AlignGemini: Generalizable AI-Generated Image Detection Through Task-Model Alignment
Ruoxin Chen, Jiahui Gao, Kaiqing Lin et al. · Tencent · East China University of Science and Technology +2 more
Proposes task-model alignment combining VLMs and vision models for generalizable AI-generated image detection
Vision Language Models (VLMs) are increasingly used for detecting AI-generated images (AIGI). However, converting VLMs into reliable detectors is resource-intensive, and the resulting models often suffer from hallucination and poor generalization. To investigate the root cause, we conduct an empirical analysis and identify two consistent behaviors. First, fine-tuning VLMs with semantic supervision improves semantic discrimination and generalizes well to unseen data. Second, fine-tuning VLMs with pixel-artifact supervision leads to weak generalization. These findings reveal a fundamental task-model misalignment. VLMs are optimized for high-level semantic reasoning and lack inductive bias toward low-level pixel artifacts. In contrast, conventional vision models effectively capture pixel-level artifacts but are less sensitive to semantic inconsistencies. This indicates that different models are naturally suited to different subtasks. Based on this insight, we formulate AIGI detection as two orthogonal subtasks: semantic consistency checking and pixel-artifact detection. Neglecting either subtask leads to systematic detection failures. We further propose the Task-Model Alignment principle and instantiate it in a two-branch detector, AlignGemini.

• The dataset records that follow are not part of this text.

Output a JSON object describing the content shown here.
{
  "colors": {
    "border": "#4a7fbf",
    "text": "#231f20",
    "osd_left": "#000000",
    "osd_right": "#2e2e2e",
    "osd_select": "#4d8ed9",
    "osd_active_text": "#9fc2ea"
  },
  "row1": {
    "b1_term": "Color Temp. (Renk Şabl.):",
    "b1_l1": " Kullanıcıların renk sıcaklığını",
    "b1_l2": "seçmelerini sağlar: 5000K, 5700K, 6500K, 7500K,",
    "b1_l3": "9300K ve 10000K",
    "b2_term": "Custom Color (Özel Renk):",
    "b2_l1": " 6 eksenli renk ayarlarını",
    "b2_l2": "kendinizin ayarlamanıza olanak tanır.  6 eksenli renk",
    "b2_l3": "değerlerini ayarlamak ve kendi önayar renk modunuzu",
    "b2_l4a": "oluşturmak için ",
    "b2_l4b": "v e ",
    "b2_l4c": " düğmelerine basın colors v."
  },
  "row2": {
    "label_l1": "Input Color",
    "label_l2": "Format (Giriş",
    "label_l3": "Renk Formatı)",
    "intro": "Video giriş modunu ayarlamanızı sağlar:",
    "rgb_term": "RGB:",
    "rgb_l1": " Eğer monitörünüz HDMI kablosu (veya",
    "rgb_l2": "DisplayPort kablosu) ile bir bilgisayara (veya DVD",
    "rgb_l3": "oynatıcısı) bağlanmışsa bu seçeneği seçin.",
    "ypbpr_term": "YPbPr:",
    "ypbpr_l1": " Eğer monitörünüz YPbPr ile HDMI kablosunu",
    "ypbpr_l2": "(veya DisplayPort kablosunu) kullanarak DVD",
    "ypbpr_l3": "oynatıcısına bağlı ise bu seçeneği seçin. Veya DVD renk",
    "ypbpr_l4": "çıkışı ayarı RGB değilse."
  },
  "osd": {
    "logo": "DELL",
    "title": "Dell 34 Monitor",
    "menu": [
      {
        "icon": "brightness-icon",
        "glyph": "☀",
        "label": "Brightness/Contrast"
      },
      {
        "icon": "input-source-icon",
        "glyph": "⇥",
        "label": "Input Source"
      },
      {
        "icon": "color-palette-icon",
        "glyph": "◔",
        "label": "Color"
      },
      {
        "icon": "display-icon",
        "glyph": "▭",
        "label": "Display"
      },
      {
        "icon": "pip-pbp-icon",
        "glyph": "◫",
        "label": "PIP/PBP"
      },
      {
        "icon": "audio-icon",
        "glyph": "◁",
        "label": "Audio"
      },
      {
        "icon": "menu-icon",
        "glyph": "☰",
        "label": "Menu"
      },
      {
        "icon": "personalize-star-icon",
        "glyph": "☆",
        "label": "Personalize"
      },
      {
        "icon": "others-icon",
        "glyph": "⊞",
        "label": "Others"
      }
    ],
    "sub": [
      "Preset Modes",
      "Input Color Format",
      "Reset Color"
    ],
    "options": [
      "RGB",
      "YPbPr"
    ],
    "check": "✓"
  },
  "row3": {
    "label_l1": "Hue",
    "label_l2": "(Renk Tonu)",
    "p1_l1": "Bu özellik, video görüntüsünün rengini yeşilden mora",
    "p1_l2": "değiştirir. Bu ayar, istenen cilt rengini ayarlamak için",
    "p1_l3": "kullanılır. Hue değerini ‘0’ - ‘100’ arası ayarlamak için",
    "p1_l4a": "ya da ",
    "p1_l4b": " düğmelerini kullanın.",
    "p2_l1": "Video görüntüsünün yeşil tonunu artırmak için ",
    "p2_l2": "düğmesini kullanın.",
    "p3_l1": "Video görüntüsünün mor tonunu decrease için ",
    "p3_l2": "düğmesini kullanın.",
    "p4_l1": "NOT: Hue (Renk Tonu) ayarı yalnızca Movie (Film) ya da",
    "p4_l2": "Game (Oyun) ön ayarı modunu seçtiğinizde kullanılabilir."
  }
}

The detector combines a VLM trained with pure semantic supervision and a vision model trained with pure pixel-artifact supervision. By enforcing clear specialization, each branch captures complementary cues. Experiments on in-the-wild benchmarks show that AlignGemini improves average accuracy by 9.5 percent using simplified training data. These results demonstrate that task-model alignment is an effective principle for generalizable AIGI detection.